There's plenty of ideas for good action combat heals out there, if Intrepid is willing to take the risk on them.
I can't remember where I heard about this, but it's also possible to have a combat system allowing for multiple targets to be selected simultaneously. Like you could keep a healing target and enemy target at the same time, so you don't have to switch all the time to weave heals and damage.
Having a wide variety of heal options/styles is a good thing. The one thing I wouldn't really advocate for is a single target sniper/skill-shot like heal as it would have to be really strong to work and there is just too much that can go wrong with it due to bad DPS/tank movement. Maybe if it heals all targets in its path and its not too OP it would be okay, but if its just the first target there are gonna be a lot of dead tanks cause the melee DPS got in the way.
I'm also not too much of a fan of orb healing. Its an okay idea so I'm not totally against it, but in my experience the DPS are too lazy/unaware to move to grab the orb so it often goes unused or used at the wrong time.

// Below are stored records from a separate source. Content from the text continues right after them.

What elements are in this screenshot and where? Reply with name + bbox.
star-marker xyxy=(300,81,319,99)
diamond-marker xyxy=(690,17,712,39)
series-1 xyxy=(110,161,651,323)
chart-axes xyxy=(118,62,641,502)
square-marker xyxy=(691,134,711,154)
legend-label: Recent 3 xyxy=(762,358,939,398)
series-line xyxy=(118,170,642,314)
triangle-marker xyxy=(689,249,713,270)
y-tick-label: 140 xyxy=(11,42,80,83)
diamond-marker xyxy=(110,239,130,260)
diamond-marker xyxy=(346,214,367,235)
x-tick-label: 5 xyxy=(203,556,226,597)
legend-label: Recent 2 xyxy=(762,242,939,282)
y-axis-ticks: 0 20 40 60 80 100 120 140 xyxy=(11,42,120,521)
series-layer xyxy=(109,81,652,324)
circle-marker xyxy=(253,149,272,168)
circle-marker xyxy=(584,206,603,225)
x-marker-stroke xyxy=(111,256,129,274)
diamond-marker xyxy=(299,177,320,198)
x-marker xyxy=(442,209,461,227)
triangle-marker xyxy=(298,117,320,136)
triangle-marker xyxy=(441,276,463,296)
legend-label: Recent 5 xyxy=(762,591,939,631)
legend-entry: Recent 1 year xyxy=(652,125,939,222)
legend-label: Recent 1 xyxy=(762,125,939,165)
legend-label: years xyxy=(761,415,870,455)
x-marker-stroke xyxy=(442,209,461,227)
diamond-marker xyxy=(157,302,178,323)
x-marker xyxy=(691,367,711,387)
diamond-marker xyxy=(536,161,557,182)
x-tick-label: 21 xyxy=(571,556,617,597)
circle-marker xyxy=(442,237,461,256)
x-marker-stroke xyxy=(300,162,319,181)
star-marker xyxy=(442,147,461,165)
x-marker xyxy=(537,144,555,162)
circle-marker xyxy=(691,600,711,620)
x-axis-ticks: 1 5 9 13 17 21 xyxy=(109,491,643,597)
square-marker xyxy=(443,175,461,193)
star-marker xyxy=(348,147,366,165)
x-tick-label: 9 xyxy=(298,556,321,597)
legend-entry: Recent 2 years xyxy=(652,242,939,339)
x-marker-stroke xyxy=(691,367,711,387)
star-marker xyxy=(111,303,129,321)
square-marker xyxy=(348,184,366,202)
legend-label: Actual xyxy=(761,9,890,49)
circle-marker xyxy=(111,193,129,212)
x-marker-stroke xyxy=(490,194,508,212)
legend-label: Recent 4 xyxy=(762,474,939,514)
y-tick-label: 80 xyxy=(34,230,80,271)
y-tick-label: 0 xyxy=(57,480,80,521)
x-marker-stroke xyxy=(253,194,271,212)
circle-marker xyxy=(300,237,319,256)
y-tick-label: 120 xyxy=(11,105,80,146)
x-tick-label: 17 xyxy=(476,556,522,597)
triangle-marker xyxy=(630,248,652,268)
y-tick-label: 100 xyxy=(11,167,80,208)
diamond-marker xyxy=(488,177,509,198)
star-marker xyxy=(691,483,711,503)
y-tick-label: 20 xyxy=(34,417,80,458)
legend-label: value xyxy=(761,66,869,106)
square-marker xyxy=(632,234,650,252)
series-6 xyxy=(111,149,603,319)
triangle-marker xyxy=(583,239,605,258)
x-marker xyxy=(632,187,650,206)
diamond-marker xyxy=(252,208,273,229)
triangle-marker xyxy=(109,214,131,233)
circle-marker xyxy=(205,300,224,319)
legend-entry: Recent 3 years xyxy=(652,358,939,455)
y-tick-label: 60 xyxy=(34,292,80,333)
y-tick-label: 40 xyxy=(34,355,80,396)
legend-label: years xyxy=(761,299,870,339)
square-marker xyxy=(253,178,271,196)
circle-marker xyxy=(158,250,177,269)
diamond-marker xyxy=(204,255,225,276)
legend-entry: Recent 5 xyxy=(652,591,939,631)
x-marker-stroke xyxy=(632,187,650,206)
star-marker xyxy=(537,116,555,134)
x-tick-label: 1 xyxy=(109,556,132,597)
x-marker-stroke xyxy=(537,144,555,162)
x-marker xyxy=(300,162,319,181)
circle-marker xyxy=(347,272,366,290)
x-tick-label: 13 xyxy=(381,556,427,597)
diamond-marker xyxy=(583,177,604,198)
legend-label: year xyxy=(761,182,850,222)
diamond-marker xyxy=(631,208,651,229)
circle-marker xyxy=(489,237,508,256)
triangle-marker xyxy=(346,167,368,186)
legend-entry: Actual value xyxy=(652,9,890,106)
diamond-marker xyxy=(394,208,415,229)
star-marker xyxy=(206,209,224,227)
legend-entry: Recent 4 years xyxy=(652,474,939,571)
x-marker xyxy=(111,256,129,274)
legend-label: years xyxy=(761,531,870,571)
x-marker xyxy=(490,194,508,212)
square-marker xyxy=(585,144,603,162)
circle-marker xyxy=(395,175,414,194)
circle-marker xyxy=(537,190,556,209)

Revenant healing in GW2 took a big hit a while back, and is not so great now. GW2 mass pvp is all about standing within 6' of other teamates and spamming buffs and damage. That is a bit of an exaggeration, but not by much. I would prefer a system that doesn't require buffs to be constantly reapplied. That would be my main complaint with GW2 combat. Otherwise the combat is a lot of fun.
WoW has some decent healing models, I enjoyed the variety when switching from Druid to my Priest.
I personally hope there is a combination of healing skills available in AoC, single tab targeted, AOE circles, HoTs, healing marks, and directional heals. Give some choice to how we play, and ability to modify things for different situations. Instead of just being the water fountain people have to bring on dungeon runs.